Like adults some children will provide truthful and accurate testimony, and some will not. However children are not miniature adults, but children, and to be treated and judged for what they are, not what they will, in years ahead, grow to be. Therefore, although due allowance must be made in the trial process for the fact that they are children with, for example, a shorter attention span than most adults, none of the characteristics of childhood, and none of the special measures which apply to the evidence of children, carry with them the implicit stigma that children should be deemed in advance to be somehow less reliable than adults. The purpose of the trial process is to identify the evidence which is reliable and that which is not, whether it comes from an adult or a child ... In [a] trial by jury, his or her credibility is to be assessed by the jury, taking into account every specific personal characteristic which may bear on the issue of credibility, along with the rest of the available evidence.

[1-150] Other procedural provisions applicable to children

As to the:

  • general public being excluded from hearing criminal proceedings to which a child is a party

  • restrictions on disclosure of evidence in prescribed sexual offence proceedings, and

  • publication and broadcasting of names,

see Closed court, suppression and non-publication orders at [1-349]ff.

[1-160] Alternative arrangements when the accused is self-represented

In any criminal proceedings in which the accused is not represented by a lawyer, a child who is a witness is to be examined in chief, cross-examined or re-examined by a person appointed by the court instead of by the accused or defendant: s 306ZL(1), (2) Criminal Procedure Act 1986.

The court may choose not to appoint such a person if the court considers that it is not in the interests of justice to do so: s 306ZL(5).

The section applies whether or not CCTV is used to give evidence, or alternative arrangements have been made, although the appropriate warnings must be given where this has occurred: s 306ZL(6).

For proceedings in respect of a prescribed sexual offence, however, s 294A Criminal Procedure Act outlines the alternative arrangements that are to be made for a complainant giving evidence where an accused is self-represented. The important difference is that s 294A(5) provides that the court does not have a discretion to decline to appoint a person to ask questions of the complainant. Section 306ZL(5) applies to complainants/alleged victims in respect of offences other than prescribed sexual offences: s 294A(5). See also Self-represented accused at [1-840]–[1-845].

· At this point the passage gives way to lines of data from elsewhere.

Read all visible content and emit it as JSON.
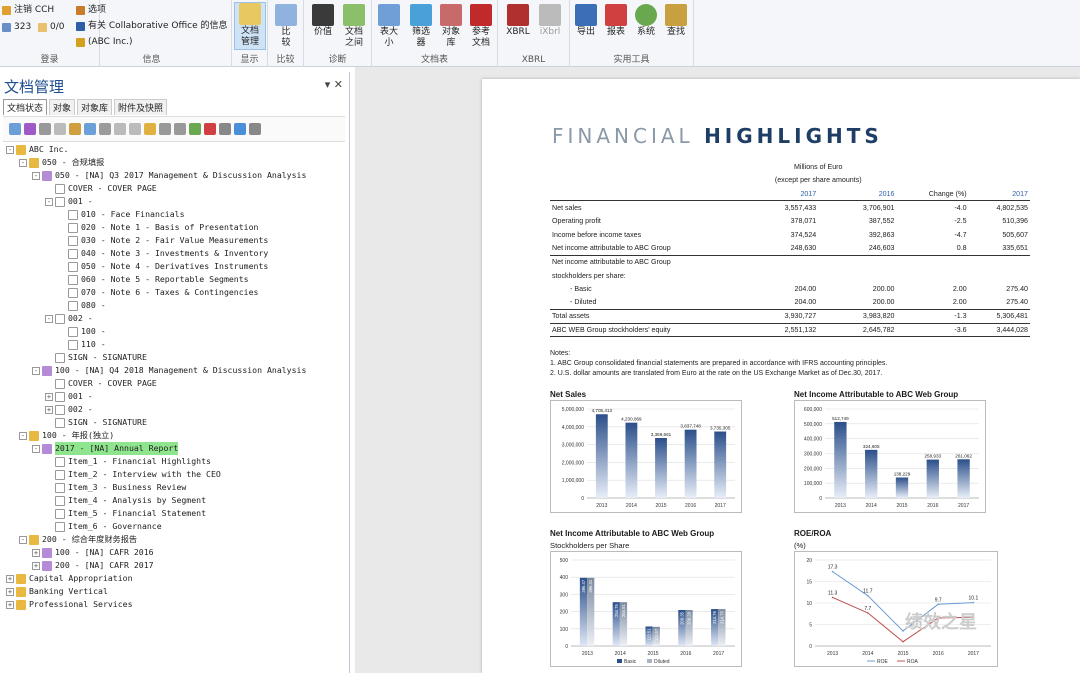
{
  "ribbon": {
    "login": {
      "logout": "注销 CCH",
      "user": "323",
      "count": "0/0",
      "label": "登录"
    },
    "info": {
      "options": "选项",
      "about": "有关 Collaborative Office 的信息",
      "company": "(ABC Inc.)",
      "label": "信息"
    },
    "display": {
      "doc_mgmt": "文档管理",
      "label": "显示"
    },
    "compare": {
      "compare": "比较",
      "label": "比较"
    },
    "diag": {
      "value": "价值",
      "doclink": "文档之间",
      "label": "诊断"
    },
    "docs": {
      "tablesize": "表大小",
      "filter": "筛选器",
      "objlib": "对象库",
      "refdoc": "参考文档",
      "label": "文档表"
    },
    "xbrl": {
      "xbrl": "XBRL",
      "ixbrl": "iXbrl",
      "label": "XBRL"
    },
    "tools": {
      "export": "导出",
      "report": "报表",
      "system": "系统",
      "find": "查找",
      "label": "实用工具"
    }
  },
  "panel": {
    "title": "文档管理",
    "controls": "▾ ✕",
    "tabs": [
      "文档状态",
      "对象",
      "对象库",
      "附件及快照"
    ],
    "tree": [
      {
        "t": "ABC Inc.",
        "l": 0,
        "e": "-"
      },
      {
        "t": "050 - 合规填报",
        "l": 1,
        "e": "-"
      },
      {
        "t": "050 - [NA] Q3 2017 Management & Discussion Analysis",
        "l": 2,
        "e": "-"
      },
      {
        "t": "COVER - COVER PAGE",
        "l": 3,
        "e": ""
      },
      {
        "t": "001 -",
        "l": 3,
        "e": "-"
      },
      {
        "t": "010 - Face Financials",
        "l": 4,
        "e": ""
      },
      {
        "t": "020 - Note 1 - Basis of Presentation",
        "l": 4,
        "e": ""
      },
      {
        "t": "030 - Note 2 - Fair Value Measurements",
        "l": 4,
        "e": ""
      },
      {
        "t": "040 - Note 3 - Investments & Inventory",
        "l": 4,
        "e": ""
      },
      {
        "t": "050 - Note 4 - Derivatives Instruments",
        "l": 4,
        "e": ""
      },
      {
        "t": "060 - Note 5 - Reportable Segments",
        "l": 4,
        "e": ""
      },
      {
        "t": "070 - Note 6 - Taxes & Contingencies",
        "l": 4,
        "e": ""
      },
      {
        "t": "080 -",
        "l": 4,
        "e": ""
      },
      {
        "t": "002 -",
        "l": 3,
        "e": "-"
      },
      {
        "t": "100 -",
        "l": 4,
        "e": ""
      },
      {
        "t": "110 -",
        "l": 4,
        "e": ""
      },
      {
        "t": "SIGN - SIGNATURE",
        "l": 3,
        "e": ""
      },
      {
        "t": "100 - [NA] Q4 2018 Management & Discussion Analysis",
        "l": 2,
        "e": "-"
      },
      {
        "t": "COVER - COVER PAGE",
        "l": 3,
        "e": ""
      },
      {
        "t": "001 -",
        "l": 3,
        "e": "+"
      },
      {
        "t": "002 -",
        "l": 3,
        "e": "+"
      },
      {
        "t": "SIGN - SIGNATURE",
        "l": 3,
        "e": ""
      },
      {
        "t": "100 - 年报(独立)",
        "l": 1,
        "e": "-"
      },
      {
        "t": "2017 - [NA] Annual Report",
        "l": 2,
        "e": "-",
        "hl": true
      },
      {
        "t": "Item_1 - Financial Highlights",
        "l": 3,
        "e": "",
        "sel": true
      },
      {
        "t": "Item_2 - Interview with the CEO",
        "l": 3,
        "e": ""
      },
      {
        "t": "Item_3 - Business Review",
        "l": 3,
        "e": ""
      },
      {
        "t": "Item_4 - Analysis by Segment",
        "l": 3,
        "e": ""
      },
      {
        "t": "Item_5 - Financial Statement",
        "l": 3,
        "e": ""
      },
      {
        "t": "Item_6 - Governance",
        "l": 3,
        "e": ""
      },
      {
        "t": "200 - 综合年度财务报告",
        "l": 1,
        "e": "-"
      },
      {
        "t": "100 - [NA] CAFR 2016",
        "l": 2,
        "e": "+"
      },
      {
        "t": "200 - [NA] CAFR 2017",
        "l": 2,
        "e": "+"
      },
      {
        "t": "Capital Appropriation",
        "l": 0,
        "e": "+"
      },
      {
        "t": "Banking Vertical",
        "l": 0,
        "e": "+"
      },
      {
        "t": "Professional Services",
        "l": 0,
        "e": "+"
      }
    ]
  },
  "document": {
    "title_light": "FINANCIAL ",
    "title_bold": "HIGHLIGHTS",
    "hdr": {
      "m1": "Millions of Euro",
      "m2": "(except per share amounts)",
      "y2017": "2017",
      "y2016": "2016",
      "chg": "Change (%)",
      "y2017b": "2017"
    },
    "rows": [
      {
        "k": "Net sales",
        "a": "3,557,433",
        "b": "3,706,901",
        "c": "-4.0",
        "d": "4,802,535",
        "top": true
      },
      {
        "k": "Operating profit",
        "a": "378,071",
        "b": "387,552",
        "c": "-2.5",
        "d": "510,396"
      },
      {
        "k": "Income before income taxes",
        "a": "374,524",
        "b": "392,863",
        "c": "-4.7",
        "d": "505,607"
      },
      {
        "k": "Net income attributable to ABC Group",
        "a": "248,630",
        "b": "246,603",
        "c": "0.8",
        "d": "335,651",
        "bb": true
      },
      {
        "k": "Net income attributable to ABC Group",
        "a": "",
        "b": "",
        "c": "",
        "d": ""
      },
      {
        "k": "stockholders per share:",
        "a": "",
        "b": "",
        "c": "",
        "d": ""
      },
      {
        "k": "- Basic",
        "a": "204.00",
        "b": "200.00",
        "c": "2.00",
        "d": "275.40",
        "ind": true
      },
      {
        "k": "- Diluted",
        "a": "204.00",
        "b": "200.00",
        "c": "2.00",
        "d": "275.40",
        "ind": true,
        "bb": true
      },
      {
        "k": "Total assets",
        "a": "3,930,727",
        "b": "3,983,820",
        "c": "-1.3",
        "d": "5,306,481",
        "bb": true
      },
      {
        "k": "ABC WEB Group stockholders' equity",
        "a": "2,551,132",
        "b": "2,645,782",
        "c": "-3.6",
        "d": "3,444,028",
        "bb": true
      }
    ],
    "notes": [
      "Notes:",
      "1. ABC Group consolidated financial statements are prepared in accordance with IFRS accounting principles.",
      "2. U.S. dollar amounts are translated from Euro at the rate on the US Exchange Market as of Dec.30, 2017."
    ],
    "c1_title": "Net Sales",
    "c2_title": "Net Income Attributable to ABC Web Group",
    "c3_title": "Net Income Attributable to ABC Web Group",
    "c3_sub": "Stockholders per Share",
    "c4_title": "ROE/ROA",
    "c4_sub": "(%)"
  },
  "watermark": "绩效之星",
  "chart_data": [
    {
      "type": "bar",
      "title": "Net Sales",
      "categories": [
        "2013",
        "2014",
        "2015",
        "2016",
        "2017"
      ],
      "values": [
        4705413,
        4230869,
        3369661,
        3837748,
        3735305
      ],
      "ylim": [
        0,
        5000000
      ],
      "yticks": [
        0,
        1000000,
        2000000,
        3000000,
        4000000,
        5000000
      ],
      "labels": [
        "4,705,413",
        "4,230,869",
        "3,369,661",
        "3,837,748",
        "3,735,305"
      ],
      "ytl": [
        "0",
        "1,000,000",
        "2,000,000",
        "3,000,000",
        "4,000,000",
        "5,000,000"
      ]
    },
    {
      "type": "bar",
      "title": "Net Income Attributable to ABC Web Group",
      "categories": [
        "2013",
        "2014",
        "2015",
        "2016",
        "2017"
      ],
      "values": [
        512749,
        324605,
        138229,
        258933,
        261062
      ],
      "ylim": [
        0,
        600000
      ],
      "yticks": [
        0,
        100000,
        200000,
        300000,
        400000,
        500000,
        600000
      ],
      "labels": [
        "512,749",
        "324,605",
        "138,229",
        "258,933",
        "261,062"
      ],
      "ytl": [
        "0",
        "100,000",
        "200,000",
        "300,000",
        "400,000",
        "500,000",
        "600,000"
      ]
    },
    {
      "type": "bar",
      "title": "Net Income Attributable to ABC Web Group",
      "categories": [
        "2013",
        "2014",
        "2015",
        "2016",
        "2017"
      ],
      "series": [
        {
          "name": "Basic",
          "values": [
            396.47,
            254.75,
            113.51,
            209.35,
            214.76
          ]
        },
        {
          "name": "Diluted",
          "values": [
            396.41,
            254.51,
            111.57,
            209.29,
            214.75
          ]
        }
      ],
      "ylim": [
        0,
        500
      ],
      "yticks": [
        0,
        100,
        200,
        300,
        400,
        500
      ],
      "legend": "bottom"
    },
    {
      "type": "line",
      "title": "ROE/ROA",
      "categories": [
        "2013",
        "2014",
        "2015",
        "2016",
        "2017"
      ],
      "series": [
        {
          "name": "ROE",
          "values": [
            17.3,
            11.7,
            3.5,
            9.7,
            10.1
          ]
        },
        {
          "name": "ROA",
          "values": [
            11.3,
            7.7,
            1.0,
            6.5,
            6.7
          ]
        }
      ],
      "ylim": [
        0,
        20
      ],
      "yticks": [
        0,
        5,
        10,
        15,
        20
      ],
      "legend": "bottom",
      "labels": [
        "17.3",
        "11.7",
        "9.7",
        "10.1",
        "11.3",
        "7.7"
      ]
    }
  ]
}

[1-180] Court to take measures to ensure child accused understands proceedings

Section 12(1) Children (Criminal Proceedings) Act 1987 was amended by the Children (Criminal Proceedings) Amendment Act 2008 to provide:

12(1) If criminal proceedings are brought against a child, the court that hears those proceedings must take such measures as are reasonably practicable to ensure that the child understands the proceedings.

The phrase “understands the proceedings” could include, inter alia, the nature of the allegations and the facts the prosecution must prove. An accepted “measure” where a child is represented, is for the trial judge to request the child’s barrister or solicitor to assure the court that the child understands the proceedings. A court is to give the child the fullest opportunity practicable to be heard, and to participate, in the proceedings: s 12(4).